J'avais tendance à voir la ville comme une entité spécifique qui met en forme les rapports sociaux et façonne l'individu à son image - gris, froid, fonctionnel. J'ai appris à l'appréhender comme un condensateur plus neutre, un densificateur de relations elles-mêmes froides et fonctionnelles. Je ne sais pas laquelle de ces deux approches est la plus pertinente, et je crois que personne n'en sait trop rien. Quoiqu'il en soit, la longue marche que j'ai faite cet après-midi le long du boulevard B. m'a donné l'impression que peu de choses ici sont à taille humaine. Je cherchais une occupation, ou peut-être à me faire renverser. J'errais comme j'erre toujours. Je voyais les voitures progresser par petites étapes dans l'immense voie dont on distinguait à peine le bout et me disais que si l'un des automobilistes, pour se distraire ou pour voir comment ça fait, décidait de foncer sur moi, je pourrais en finir avec la peur de la mort, avec la recherche existentialiste et perdue d'avance de mon identité, avec la solitude qui me ronge.
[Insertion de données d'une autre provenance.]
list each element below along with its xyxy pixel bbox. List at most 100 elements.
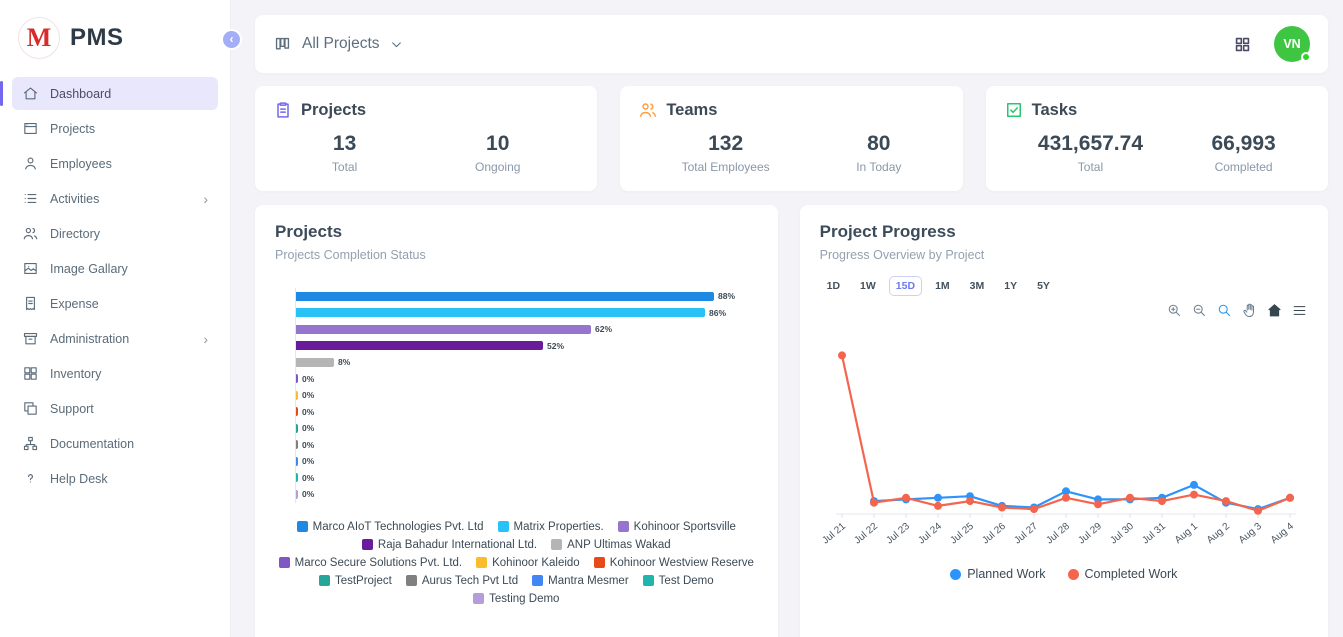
legend-item[interactable]: Kohinoor Sportsville [617, 521, 736, 533]
stat-card-tasks: Tasks 431,657.74 Total 66,993 Completed [985, 86, 1328, 191]
legend-item-planned-work[interactable]: Planned Work [950, 567, 1046, 581]
bar-value-label: 0% [302, 406, 315, 417]
svg-text:Aug 4: Aug 4 [1268, 521, 1295, 547]
bar-row: 0% [296, 437, 758, 454]
stat-card-title: Tasks [1031, 100, 1078, 119]
range-button-1y[interactable]: 1Y [997, 276, 1024, 296]
pan-icon[interactable] [1241, 302, 1258, 319]
range-button-15d[interactable]: 15D [888, 276, 923, 296]
bar [296, 324, 591, 334]
sidebar-item-image-gallary[interactable]: Image Gallary [12, 252, 218, 285]
svg-text:Aug 3: Aug 3 [1236, 521, 1263, 547]
legend-item[interactable]: Marco Secure Solutions Pvt. Ltd. [278, 557, 462, 569]
bar [296, 374, 298, 384]
sidebar-item-dashboard[interactable]: Dashboard [0, 77, 218, 110]
stats-row: Projects 13 Total 10 Ongoing Teams 132 T… [255, 86, 1328, 191]
kanban-icon [273, 35, 292, 54]
sidebar-item-label: Help Desk [50, 471, 108, 486]
bar-row: 0% [296, 486, 758, 503]
zoom-in-icon[interactable] [1166, 302, 1183, 319]
sidebar-item-label: Employees [50, 156, 112, 171]
sidebar-item-help-desk[interactable]: Help Desk [12, 462, 218, 495]
apps-grid-button[interactable] [1233, 35, 1252, 54]
sidebar-item-administration[interactable]: Administration › [12, 322, 218, 355]
bar-value-label: 88% [718, 291, 736, 302]
avatar[interactable]: VN [1274, 26, 1311, 62]
projects-panel: Projects Projects Completion Status 88% 8… [255, 205, 778, 637]
apps-grid-icon [1235, 37, 1250, 51]
svg-text:Aug 1: Aug 1 [1172, 521, 1199, 547]
range-button-1d[interactable]: 1D [820, 276, 847, 296]
range-button-3m[interactable]: 3M [963, 276, 992, 296]
sidebar-item-projects[interactable]: Projects [12, 112, 218, 145]
zoom-out-icon[interactable] [1191, 302, 1208, 319]
legend-item[interactable]: Raja Bahadur International Ltd. [361, 538, 538, 551]
legend-label: Aurus Tech Pvt Ltd [421, 574, 519, 587]
metric-in-today: 80 In Today [856, 132, 901, 174]
menu-icon[interactable] [1291, 302, 1308, 319]
sidebar-item-documentation[interactable]: Documentation [12, 427, 218, 460]
bar-value-label: 0% [302, 423, 315, 434]
selection-zoom-icon[interactable] [1216, 302, 1233, 319]
sidebar-item-inventory[interactable]: Inventory [12, 357, 218, 390]
bar-row: 62% [296, 321, 758, 338]
legend-swatch [318, 575, 330, 586]
legend-item[interactable]: Test Demo [642, 574, 714, 587]
sidebar-item-support[interactable]: Support [12, 392, 218, 425]
sidebar-item-employees[interactable]: Employees [12, 147, 218, 180]
bar [296, 473, 298, 483]
bar-row: 0% [296, 420, 758, 437]
legend-label: Marco AIoT Technologies Pvt. Ltd [312, 520, 484, 533]
legend-item-completed-work[interactable]: Completed Work [1067, 567, 1178, 581]
project-selector-dropdown[interactable]: All Projects [273, 35, 403, 54]
legend-item[interactable]: TestProject [318, 575, 392, 587]
bar [296, 341, 543, 351]
legend-label: Completed Work [1084, 567, 1178, 581]
legend-swatch [278, 557, 290, 568]
metric-total: 431,657.74 Total [1038, 132, 1143, 174]
progress-line-legend: Planned Work Completed Work [820, 567, 1308, 581]
legend-item[interactable]: Testing Demo [473, 593, 559, 605]
legend-item[interactable]: Matrix Properties. [497, 521, 604, 533]
logo[interactable]: M PMS [0, 0, 230, 71]
legend-label: Test Demo [658, 574, 714, 587]
range-button-5y[interactable]: 5Y [1030, 276, 1057, 296]
progress-panel: Project Progress Progress Overview by Pr… [799, 205, 1328, 637]
svg-text:Jul 24: Jul 24 [916, 521, 944, 547]
stat-card-title: Teams [666, 100, 718, 119]
metric-value: 66,993 [1211, 132, 1276, 155]
legend-item[interactable]: Kohinoor Westview Reserve [593, 557, 754, 569]
sidebar-item-expense[interactable]: Expense [12, 287, 218, 320]
legend-item[interactable]: Marco AIoT Technologies Pvt. Ltd [296, 520, 484, 533]
legend-item[interactable]: Mantra Mesmer [532, 575, 629, 587]
legend-item[interactable]: ANP Ultimas Wakad [551, 539, 671, 551]
projects-bar-chart: 88% 86% 62% 52% 8% 0% 0% 0% 0% 0% 0% 0% 0% [295, 288, 758, 503]
legend-label: Raja Bahadur International Ltd. [377, 538, 538, 551]
bar-value-label: 8% [338, 357, 351, 368]
range-button-1m[interactable]: 1M [928, 276, 957, 296]
legend-label: Mantra Mesmer [548, 574, 629, 587]
sidebar-item-label: Projects [50, 121, 96, 136]
home-icon[interactable] [1266, 302, 1283, 319]
svg-text:Jul 28: Jul 28 [1044, 521, 1072, 547]
range-button-1w[interactable]: 1W [853, 276, 883, 296]
legend-item[interactable]: Kohinoor Kaleido [476, 557, 580, 569]
bar-row: 0% [296, 453, 758, 470]
help-icon [22, 470, 39, 487]
sidebar-collapse-button[interactable]: ‹ [221, 29, 242, 50]
stat-card-projects: Projects 13 Total 10 Ongoing [255, 86, 598, 191]
legend-label: Testing Demo [489, 592, 560, 605]
bar-value-label: 0% [302, 390, 315, 401]
bar-row: 88% [296, 288, 758, 305]
projects-bar-legend: Marco AIoT Technologies Pvt. Ltd Matrix P… [277, 521, 755, 605]
legend-item[interactable]: Aurus Tech Pvt Ltd [405, 574, 519, 587]
range-selector: 1D 1W 15D 1M 3M 1Y 5Y [820, 276, 1308, 296]
sitemap-icon [22, 435, 39, 452]
bar [296, 291, 714, 301]
legend-label: ANP Ultimas Wakad [567, 538, 671, 551]
sidebar-item-label: Administration [50, 331, 130, 346]
sidebar-item-activities[interactable]: Activities › [12, 182, 218, 215]
sidebar-item-directory[interactable]: Directory [12, 217, 218, 250]
bar [296, 407, 298, 417]
metric-value: 132 [708, 132, 744, 155]
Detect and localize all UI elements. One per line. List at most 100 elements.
J'observais le lent défilement des cellules dans l'artère démesurée que je traversais et l'envie de pleurer me tenaillait. La ville offrait à voir tout ce que la vie a de mécanique, et je peinais à trouver quoi que ce soit de précieux qui me différencie d'un système causal. Je fantasmais depuis toujours en l'humain un foyer qui le rendait unique ; à cet homme-là, la ville ne correspond pas.

Je m'en fous.

VONST

Je reviens de l'hôpital. Coup de couteau dans le bras à cause d'une bagarre dans le métro, pardon pour le cliché.
C'est loin de faire aussi mal que je l'imaginais, peut-être parce qu'on m'a assomé de calmants depuis une semaine. Mon esprit est engoncé dans une camisole cotonneuse et je rêve d'une infection qui m'emporterait rapidement et sans douleur loin de mon intérieur capitonné.
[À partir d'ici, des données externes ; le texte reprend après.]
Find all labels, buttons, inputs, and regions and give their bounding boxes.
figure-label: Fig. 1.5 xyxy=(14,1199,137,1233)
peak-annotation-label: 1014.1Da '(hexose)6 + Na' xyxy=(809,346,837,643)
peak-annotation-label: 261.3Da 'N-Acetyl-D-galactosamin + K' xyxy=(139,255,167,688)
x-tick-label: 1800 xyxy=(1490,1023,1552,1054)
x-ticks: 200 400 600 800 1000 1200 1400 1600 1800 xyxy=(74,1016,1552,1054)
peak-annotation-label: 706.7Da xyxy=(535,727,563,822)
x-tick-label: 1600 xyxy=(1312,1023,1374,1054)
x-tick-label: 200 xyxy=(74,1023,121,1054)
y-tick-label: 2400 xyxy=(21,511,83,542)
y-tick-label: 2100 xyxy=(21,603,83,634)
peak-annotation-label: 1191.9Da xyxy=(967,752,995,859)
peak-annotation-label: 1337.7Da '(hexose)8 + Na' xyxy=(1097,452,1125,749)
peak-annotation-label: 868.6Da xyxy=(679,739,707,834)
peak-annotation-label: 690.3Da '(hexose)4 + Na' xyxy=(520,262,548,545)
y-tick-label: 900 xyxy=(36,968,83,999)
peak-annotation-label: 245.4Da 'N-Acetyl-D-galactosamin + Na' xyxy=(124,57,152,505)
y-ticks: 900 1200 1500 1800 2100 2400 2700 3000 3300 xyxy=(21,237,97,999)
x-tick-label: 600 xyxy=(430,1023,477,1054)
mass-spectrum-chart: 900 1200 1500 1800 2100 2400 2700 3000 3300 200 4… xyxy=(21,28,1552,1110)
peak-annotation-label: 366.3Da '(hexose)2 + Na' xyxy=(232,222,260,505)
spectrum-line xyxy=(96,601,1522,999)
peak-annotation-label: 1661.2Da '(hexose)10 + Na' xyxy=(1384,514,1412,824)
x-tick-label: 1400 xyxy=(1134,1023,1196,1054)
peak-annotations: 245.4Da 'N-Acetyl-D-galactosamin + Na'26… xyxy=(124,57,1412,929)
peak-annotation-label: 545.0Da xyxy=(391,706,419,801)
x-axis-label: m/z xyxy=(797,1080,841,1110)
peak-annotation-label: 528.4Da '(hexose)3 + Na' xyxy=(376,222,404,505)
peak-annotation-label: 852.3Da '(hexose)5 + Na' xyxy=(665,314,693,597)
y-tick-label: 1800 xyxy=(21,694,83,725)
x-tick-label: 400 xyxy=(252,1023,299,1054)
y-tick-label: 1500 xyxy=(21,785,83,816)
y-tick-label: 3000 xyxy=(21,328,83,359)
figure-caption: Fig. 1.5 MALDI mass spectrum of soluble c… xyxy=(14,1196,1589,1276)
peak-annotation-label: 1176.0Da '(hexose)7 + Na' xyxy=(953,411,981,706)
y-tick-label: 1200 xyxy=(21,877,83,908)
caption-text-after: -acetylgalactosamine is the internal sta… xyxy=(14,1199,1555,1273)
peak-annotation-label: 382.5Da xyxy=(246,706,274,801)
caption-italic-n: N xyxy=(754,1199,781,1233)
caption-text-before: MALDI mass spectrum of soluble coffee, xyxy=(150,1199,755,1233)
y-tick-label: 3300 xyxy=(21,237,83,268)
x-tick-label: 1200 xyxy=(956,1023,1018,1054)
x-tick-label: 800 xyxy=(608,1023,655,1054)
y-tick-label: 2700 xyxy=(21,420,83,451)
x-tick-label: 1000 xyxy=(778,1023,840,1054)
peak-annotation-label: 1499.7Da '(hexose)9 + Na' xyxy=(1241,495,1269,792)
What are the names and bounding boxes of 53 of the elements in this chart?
Quand je me suis réveillé à l'hôpital, j'étais content à l'idée de voir des gens. Au lieu de ça, j'ai passé la semaine dans un demi-sommeil vaguement douloureux, sans pouvoir ne serait-ce que me redresser à cause de mon humérus entamé.
Bref, ceci est un signe de vie. Je fonctionne comme ça, en ce moment. Je ne suis pas capable d'en faire plus.
Je vois la vie en version originale non sous-titrée.